The thing with The Walking Dead is funny. It started out brilliantly, with great charac­terisation, non-stop action, fantastic special effects and strong subplots. Then, in Season 2, something went horribly wrong.

By now, the series had diverted significantly from the graphic novel series on which it was based. While the effects remained spot on, the characters developed clichéd traits and annoying habits.

The subplots became annoy­ing. It felt like in every single epi­sode, viewers were kept stringing along, waiting for something to happen. And something never did. It was only in the last few episodes that the action picked up, leaving us on one massive cliffhanger.

Eventually, Season 3 happened, and the good stuff came back. Forced out of the barn (spoilers ahead, though honestly, if you haven’t seen it yet you’re beyond hope) the group is lumped with a massively pregnant (and increa­singly annoying) Lori (Sarah Wayne Callies).

A prison is converted into a fort. And finally, new characters are introduced – and with them, the new villian, The Governor (David Morrissey). The introduction of weaponry and combat wonder-girl Michonne (Danae Gurira), and her two ‘pet zombies’, as well as the return of Merle and Andrea (Laurie Holden) completed the circle.

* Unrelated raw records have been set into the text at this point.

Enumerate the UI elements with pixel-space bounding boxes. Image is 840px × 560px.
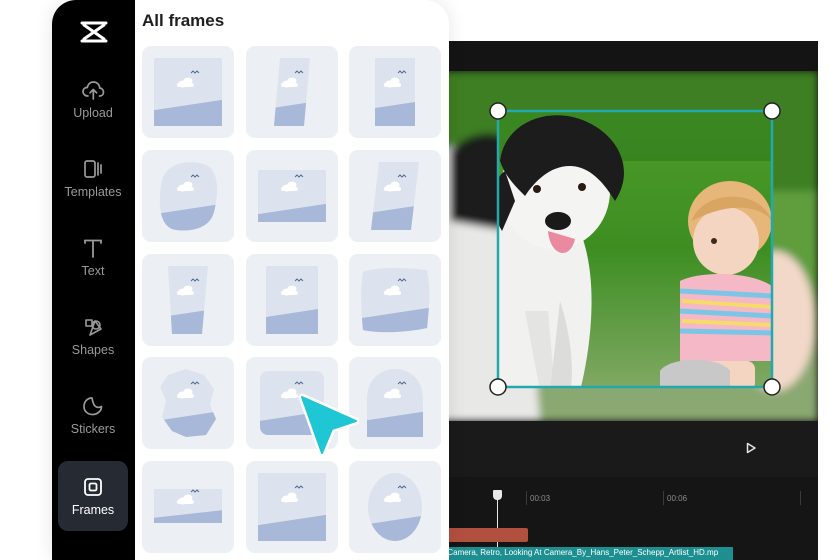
frame-tile-wavy-rectangle[interactable] <box>349 254 441 346</box>
sidebar: Upload Templates Text Shapes Stickers Fr… <box>52 0 135 560</box>
play-button[interactable] <box>740 437 762 459</box>
sidebar-item-label: Stickers <box>70 421 116 436</box>
ruler-label-6s: 00:06 <box>667 494 688 503</box>
frame-tile-oval[interactable] <box>349 461 441 553</box>
sidebar-item-label: Upload <box>73 105 113 120</box>
ruler-label-3s: 00:03 <box>530 494 551 503</box>
sidebar-item-label: Text <box>81 263 105 278</box>
sidebar-item-label: Shapes <box>71 342 115 357</box>
sidebar-item-stickers[interactable]: Stickers <box>58 380 128 450</box>
video-clip-name: an, Camera, Retro, Looking At Camera_By_… <box>434 548 719 557</box>
playhead-handle[interactable] <box>493 490 502 500</box>
editor-topbar <box>430 41 818 71</box>
sidebar-item-shapes[interactable]: Shapes <box>58 301 128 371</box>
frame-tile-irregular-blob[interactable] <box>142 357 234 449</box>
shapes-icon <box>85 318 102 336</box>
frame-tile-trapezoid-narrow[interactable] <box>142 254 234 346</box>
frames-gallery: All frames <box>135 0 449 560</box>
templates-icon <box>84 159 102 178</box>
frame-tile-rectangle[interactable] <box>142 46 234 138</box>
stickers-icon <box>83 396 103 415</box>
frame-tile-arch[interactable] <box>349 357 441 449</box>
timeline[interactable]: 00:03 00:06 an, Camera, Retro, Looking A… <box>430 477 818 560</box>
frames-panel-window: Upload Templates Text Shapes Stickers Fr… <box>52 0 449 560</box>
frame-tile-blob[interactable] <box>142 150 234 242</box>
frame-tile-square[interactable] <box>246 254 338 346</box>
frames-icon <box>84 477 102 496</box>
play-icon <box>746 442 756 454</box>
resize-handle-bottom-left[interactable] <box>489 378 507 396</box>
frame-tile-square-large[interactable] <box>246 461 338 553</box>
ruler-tick <box>663 491 664 505</box>
upload-cloud-icon <box>82 80 105 100</box>
player-controls <box>430 421 818 477</box>
timeline-ruler: 00:03 00:06 <box>430 485 818 505</box>
resize-handle-top-left[interactable] <box>489 102 507 120</box>
frame-tile-wide-rectangle[interactable] <box>246 150 338 242</box>
frame-tile-panorama-strip[interactable] <box>142 461 234 553</box>
sidebar-item-templates[interactable]: Templates <box>58 143 128 213</box>
sidebar-item-label: Templates <box>64 184 122 199</box>
resize-handle-top-right[interactable] <box>763 102 781 120</box>
sidebar-item-label: Frames <box>71 502 115 517</box>
sidebar-item-frames[interactable]: Frames <box>58 461 128 531</box>
frame-content <box>498 111 772 387</box>
ruler-tick <box>526 491 527 505</box>
video-editor: 00:03 00:06 an, Camera, Retro, Looking A… <box>430 41 818 560</box>
resize-handle-bottom-right[interactable] <box>763 378 781 396</box>
sidebar-item-upload[interactable]: Upload <box>58 64 128 134</box>
preview-canvas[interactable] <box>430 71 818 421</box>
frame-tile-tall-rectangle[interactable] <box>349 46 441 138</box>
sidebar-item-text[interactable]: Text <box>58 222 128 292</box>
text-icon <box>84 239 102 258</box>
frame-tile-slanted-narrow[interactable] <box>246 46 338 138</box>
cursor-pointer-icon <box>298 393 360 457</box>
frame-tile-trapezoid[interactable] <box>349 150 441 242</box>
capcut-logo-icon <box>80 21 108 43</box>
ruler-tick <box>800 491 801 505</box>
video-clip[interactable]: an, Camera, Retro, Looking At Camera_By_… <box>430 547 733 560</box>
frames-title: All frames <box>142 11 225 30</box>
screenshot-stage: 00:03 00:06 an, Camera, Retro, Looking A… <box>0 0 840 560</box>
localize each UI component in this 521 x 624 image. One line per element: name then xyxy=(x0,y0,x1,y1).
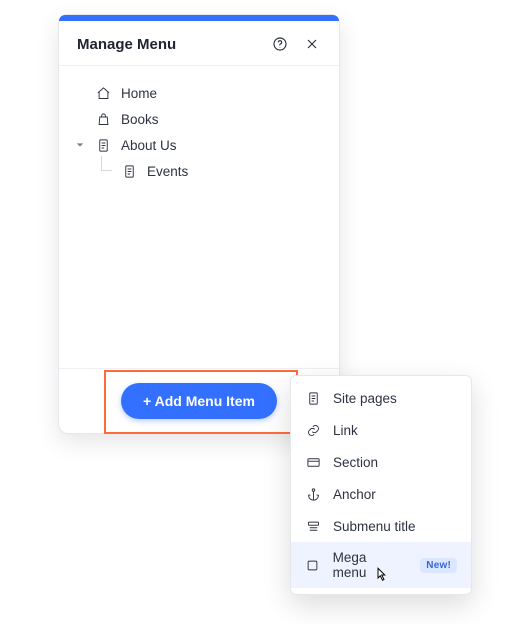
panel-header: Manage Menu xyxy=(59,21,339,66)
panel-header-actions xyxy=(271,35,321,53)
page-icon xyxy=(121,163,137,179)
section-icon xyxy=(305,454,321,470)
tree-item-books[interactable]: Books xyxy=(73,106,329,132)
home-icon xyxy=(95,85,111,101)
dropdown-item-link[interactable]: Link xyxy=(291,414,471,446)
dropdown-item-mega-menu[interactable]: Mega menu New! xyxy=(291,542,471,588)
menu-tree: Home Books About Us Events xyxy=(59,66,339,192)
dropdown-item-site-pages[interactable]: Site pages xyxy=(291,382,471,414)
square-icon xyxy=(305,557,321,573)
help-icon[interactable] xyxy=(271,35,289,53)
tree-item-label: About Us xyxy=(121,138,177,153)
dropdown-item-label: Site pages xyxy=(333,391,397,406)
tree-item-label: Events xyxy=(147,164,188,179)
tree-item-home[interactable]: Home xyxy=(73,80,329,106)
add-menu-item-button[interactable]: + Add Menu Item xyxy=(121,383,277,419)
tree-item-about-us[interactable]: About Us xyxy=(73,132,329,158)
bag-icon xyxy=(95,111,111,127)
dropdown-item-label: Mega menu xyxy=(333,550,403,580)
page-icon xyxy=(95,137,111,153)
tree-item-events[interactable]: Events xyxy=(73,158,329,184)
dropdown-item-section[interactable]: Section xyxy=(291,446,471,478)
chevron-down-icon[interactable] xyxy=(75,140,85,150)
add-menu-item-dropdown: Site pages Link Section Anchor Submenu t… xyxy=(290,375,472,595)
anchor-icon xyxy=(305,486,321,502)
tree-connector xyxy=(101,156,112,171)
link-icon xyxy=(305,422,321,438)
dropdown-item-label: Anchor xyxy=(333,487,376,502)
new-badge: New! xyxy=(420,558,457,573)
dropdown-item-label: Submenu title xyxy=(333,519,416,534)
manage-menu-panel: Manage Menu Home Books xyxy=(58,14,340,434)
submenu-icon xyxy=(305,518,321,534)
dropdown-item-anchor[interactable]: Anchor xyxy=(291,478,471,510)
dropdown-item-label: Link xyxy=(333,423,358,438)
tree-item-label: Books xyxy=(121,112,159,127)
close-icon[interactable] xyxy=(303,35,321,53)
dropdown-item-label: Section xyxy=(333,455,378,470)
page-icon xyxy=(305,390,321,406)
dropdown-item-submenu-title[interactable]: Submenu title xyxy=(291,510,471,542)
tree-item-label: Home xyxy=(121,86,157,101)
panel-title: Manage Menu xyxy=(77,36,176,53)
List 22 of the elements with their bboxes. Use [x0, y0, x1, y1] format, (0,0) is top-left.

Season 3 was pretty unbeat­able, as series go. The characters suddenly re-acquired their pre­vious depth. The ones we hated were killed off. I always felt sorry for the real-life Andrea – the hatred that viewers felt for her had spilled over to real life in the shape of death threats, in a classic case of nutjobs who can’t distinguish fact from fiction.

Given the spectacular ending of the season, I did wonder whether Season 4, which kicked off re­cently, would rise to the occasion. Two episodes in, I’m glad to report that it does, and rather spectacularly too. I was worried that after the resolution of the Governor issue, and the taking over of the new community of people, the storyline would settle once again in the routine it had acquired during Season 2.

Two episodes have packed more action than Mata Hari’s bedroom

Boy was I wrong. Two episodes have packed more action than Mata Hari’s bedroom. I’m partic­ularly enjoying the current main slant, which has so far included one mysterious death, a rather heart-wrenching scene involving pigs, tons of gore (the way The Walking Dead viewers love it), and a shocker of an ending com­plete with two surprise corpses in Episode 2.

As D.Ream were fond of saying, things can only get better.